SSML elements and attributes

Table 1. Summary of SSML elements and attributes
Element Description Implementation details
<audio> Plays an audio file within a prompt or synthesizes speech from a text string if the audio file cannot be found. Supported as documented in VoiceXML 2.0, except that the <audio> element cannot be contained within other SSML elements, such as in:<emphasis level=“strong”> <audio .../> </emphasis>
<break> Inserts a pause in TTS output. Supported as documented in VoiceXML 2.1.
<desc> Describes the content of an audio source. Supported as documented in VoiceXML 2.0.
<emphasis> Specifies the emphasis for TTS output. Supported as documented in VoiceXML 2.0.
<lexicon> References external pronunciation definitions. This element is not supported in Blueworx Voice Response.
<mark> Inserts a reference point in a document. This element is not supported in VoiceXML 2.0, but is supported in VoiceXML 2.1 as documented.
<metadata> Specifies general information about the document. This element is ignored by the VoiceXML browser.
<p> Specifies text structure in the absence of an end of sentence punctuation character. Supported as documented in VoiceXML 2.1.
<paragraph> Specifies text structure in the absence of an end of sentence punctuation character. Supported as documented in VoiceXML 2.0.
<phoneme> Specifies the pronunciation and phonology for a TTS output. Supported as documented in VoiceXML 2.0. WebSphere Voice Server supports the IPA and IBM alphabets.
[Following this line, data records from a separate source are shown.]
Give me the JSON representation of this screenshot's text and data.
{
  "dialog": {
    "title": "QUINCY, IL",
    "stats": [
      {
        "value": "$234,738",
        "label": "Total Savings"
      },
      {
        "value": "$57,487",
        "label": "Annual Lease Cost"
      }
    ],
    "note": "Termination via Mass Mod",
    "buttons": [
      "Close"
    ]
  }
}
The IBM alphabet used in SSML refers to the phonology used by IBM TTS. The following example shows the US English phonetic pronunciation of “tomato” using the IBM TTS phonetic alphabet:

<phoneme alphabet="ibm" ph=".0tx.1me.0Fo"> tomato </phoneme>

For more information on IBM SPRs, see the IBM Text-To-Speech SSML Programming Guide.

<prosody> Controls the pitch, range, rate and volume of TTS output. The contour and duration attributes are not supported.
<say-as> Specifies the type of text. For example, date, telephone number or currency. The following attribute values are not supported:
  • interpret-as=“letters” with details=“strict”
  • details=“dictate”
  • interpret-as=“words”
Note: The details=“punctuation” attribute value is not supported in Simplified Chinese.
<say-as> can be used with built-in grammar types.
<s> Specifies text structure in the absence of an end of sentence punctuation character. Supported as documented in VoiceXML 2.1.
<sentence> Specifies text structure in the absence of an end of sentence punctuation character. Supported as documented in VoiceXML 2.0.
<sub> Specifies substitute text for TTS output in place of a given input string. Supported as documented in VoiceXML 2.0.
<voice> Specifies the speaking voice used for TTS ouput. Supported as documented in VoiceXML 2.0.

Language specific limitations and considerations are given in the language appendixes.